Religião na Cidade - Por Paulo Mendes Pinto
Sendo das liberdades de que menos
temos consciência, a liberdade de não ser identificado com religião alguma é
dos avanços legais mais marcantes na nossa sociedade.
Depois de séculos e
séculos onde a pertença religiosa podia significar quase imediata pena de
morte, a liberdade que temos de não sermos questionados, sequer, sobre
religião, é a mais directa marca dos traumas que as perseguições religiosas nos
deixaram.
De facto, é hoje uma garantia
constitucional para o cidadão português a impossibilidade que o próprio Estado
tem de obrigar alguém a responder sobre as suas convicções religiosas. Mais que
uma liberdade de consciência, este direito que nos assiste é imagem da
inviolabilidade de uma dimensão individual onde nada mais que o próprio tem o
direito a se imiscuir.
E se a liberdade de não ser
catalogado em termos religiosos se pauta constitucionalmente por esta
inviolabilidade, no quotidiano ela transporta-nos para vários campos muito
interessantes, desde o da segurança de cada um que poderia ser quebrada com a
aposição de uma pertença, até ao do recolhimento potencialmente próprio da
espiritualidade, que implica tantas vezes um afastamento ao que é material,
passando pelo lado ainda mais fundamental de, ao se estar a inibir, ou a dar a
liberdade da não catalogação, se estar a criar um patamar de igualdade que é
fundante de uma postura em que todos somos iguais perante a Lei e o Estado.
E hoje em dia, somos postos à
prova no que diz respeito à aplicação deste princípio constitucional, através
dos desafios que se colocam aos cidadãos europeus que são muçulmanos. De facto,
é possível a um europeu muçulmano manter serenamente o seu direito à não
rotulagem?
E não me estou a referir a uma rotulagem criminosa, assente em
generalizações desonestas, em que a cada muçulmano o senso-comum muitas vezes
faz corresponder um terrorista; refiro-me à aplicabilidade desse princípio
cristalino: um muçulmano, tal como um cristão, ou um ateu, entre todos os
outros, tem o direito a não ser importunado devido à sua pertença e prática
religiosa. Isto é, a noção de cidadania, ao colocar acima de todas as outras
pertenças a relação com o Estado, torna-as diminuídas de qualquer valor que
ensombre a ideia de cidadão.
E nesta declaração simples e
linear do lugar íntimo da crença, o Estado e o respectivo legislador esqueceram
uma das dimensões mais importantes da prática religiosa: a comunitária. E ao
esquecer este lado fundante das grandes religiões, especialmente dos
monoteísmos, o Estado centra a dimensão religiosa no indivíduo e na sua esfera
privada, criando uma enorme lacuna à noção de pertença e a tudo o que ela
implica.
Sendo que a noção de pertença é
imensamente complexa, vou-me apenas centrar no dilema que hoje se coloca a
muitos religiosos na Europa, mas que se reveste de grande acuidade no caso dos
europeus muçulmanos: como gerir publicamente a sua identidade religiosa?
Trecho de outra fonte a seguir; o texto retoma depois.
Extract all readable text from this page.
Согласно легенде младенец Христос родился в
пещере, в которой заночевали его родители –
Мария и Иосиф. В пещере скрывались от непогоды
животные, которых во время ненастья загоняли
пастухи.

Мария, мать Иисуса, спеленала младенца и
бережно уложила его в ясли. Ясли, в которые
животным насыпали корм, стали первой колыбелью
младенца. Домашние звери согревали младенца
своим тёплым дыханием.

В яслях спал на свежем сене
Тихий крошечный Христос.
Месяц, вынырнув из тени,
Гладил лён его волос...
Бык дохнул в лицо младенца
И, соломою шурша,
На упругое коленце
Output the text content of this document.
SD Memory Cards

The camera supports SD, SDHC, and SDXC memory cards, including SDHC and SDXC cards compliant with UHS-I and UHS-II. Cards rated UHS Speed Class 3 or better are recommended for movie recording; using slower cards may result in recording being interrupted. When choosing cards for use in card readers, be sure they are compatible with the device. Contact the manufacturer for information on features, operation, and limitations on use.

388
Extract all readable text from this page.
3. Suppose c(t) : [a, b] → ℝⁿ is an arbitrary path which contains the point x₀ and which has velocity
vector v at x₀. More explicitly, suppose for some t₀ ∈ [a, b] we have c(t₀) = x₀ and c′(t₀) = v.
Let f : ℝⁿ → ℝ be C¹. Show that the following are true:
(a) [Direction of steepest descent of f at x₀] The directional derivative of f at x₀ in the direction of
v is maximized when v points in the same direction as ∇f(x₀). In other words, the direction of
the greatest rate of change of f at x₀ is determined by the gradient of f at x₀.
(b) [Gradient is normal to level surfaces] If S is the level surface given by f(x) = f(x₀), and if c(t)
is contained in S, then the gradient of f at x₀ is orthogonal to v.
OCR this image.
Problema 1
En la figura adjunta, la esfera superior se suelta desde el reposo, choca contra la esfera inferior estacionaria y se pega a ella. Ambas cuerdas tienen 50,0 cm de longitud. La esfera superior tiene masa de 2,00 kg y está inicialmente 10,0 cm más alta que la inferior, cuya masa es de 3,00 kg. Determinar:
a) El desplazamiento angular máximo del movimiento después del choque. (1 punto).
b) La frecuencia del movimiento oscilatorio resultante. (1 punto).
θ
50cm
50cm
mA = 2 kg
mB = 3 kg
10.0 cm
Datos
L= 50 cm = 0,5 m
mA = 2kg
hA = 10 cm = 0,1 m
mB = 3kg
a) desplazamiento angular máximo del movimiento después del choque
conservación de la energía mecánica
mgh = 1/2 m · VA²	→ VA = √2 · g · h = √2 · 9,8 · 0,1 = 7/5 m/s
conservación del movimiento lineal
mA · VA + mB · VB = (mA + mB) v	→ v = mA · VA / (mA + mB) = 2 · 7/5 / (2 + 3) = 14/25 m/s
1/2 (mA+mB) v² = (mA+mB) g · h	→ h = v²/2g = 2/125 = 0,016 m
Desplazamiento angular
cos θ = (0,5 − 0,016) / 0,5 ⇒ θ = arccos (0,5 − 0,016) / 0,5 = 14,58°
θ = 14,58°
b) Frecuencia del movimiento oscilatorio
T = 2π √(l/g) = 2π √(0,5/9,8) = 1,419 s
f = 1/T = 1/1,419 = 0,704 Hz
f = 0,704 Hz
Ser muçulmano é pertencer à Umma,
à comunidade de crentes; tal como ser cristão é pertencer a uma Igreja, a
uma assembleia. Em ambos os casos, “ser-se” é apenas uma dimensão possível na
relação, na comunhão, na partilha e no reconhecimento. Não se é cristão fora da
comunidade cristã, tal como não se é muçulmano sem uma ligação àqueles a quem
religiosamente se é Irmão.
Portanto, se ser cidadão permite
“esconder” a pertença religiosa, ser religioso implica uma dimensão de
visibilidade, de orgulho, até, que tem na afirmação pública da sua fé uma das
componentes mais importantes dessa pertença, mesmo de honesta perante a
divindade em que se acredita: não se pode repudiar ou negar por omissão, qual
Pedro ao cantar do galo na noite da prisão de Jesus.
Ora, em situações limite como a
que vivemos hoje, em que as generalizações invadiram os meios de comunicação,
em que o medo parece ter tomado conta do discernimento de largos sectores da
nossa sociedade, o dilema que se coloca a um muçulmano é tremendo. Dissimular a
fé ou, pelo menos, não a tornar pública, como meio de segurança, de defesa em
relação a todo um clima de uma certa hostilização? Ou, ao contrário, afirmar
bem alto a sua pertença, mostrando que se é algo de muito diferente dos
terroristas, tentando ajudar a desfazer essas visões preconceituosas?
Se em relação aos indivíduos a
questão se coloca nesta esfera da afirmação pública de um direito privado, em
relação às comunidades a questão ganha outros contornos ainda mais
interessantes. Deve uma comunidade religiosa tomar uma atitude de visibilidade
num momento como este? Mais concretamente, mesmo sem ter nada a ver com os
actos terroristas, deve uma comunidade islâmica gritar bem alto que não se
identifica, que repudia, que, para si, isso não é Islão?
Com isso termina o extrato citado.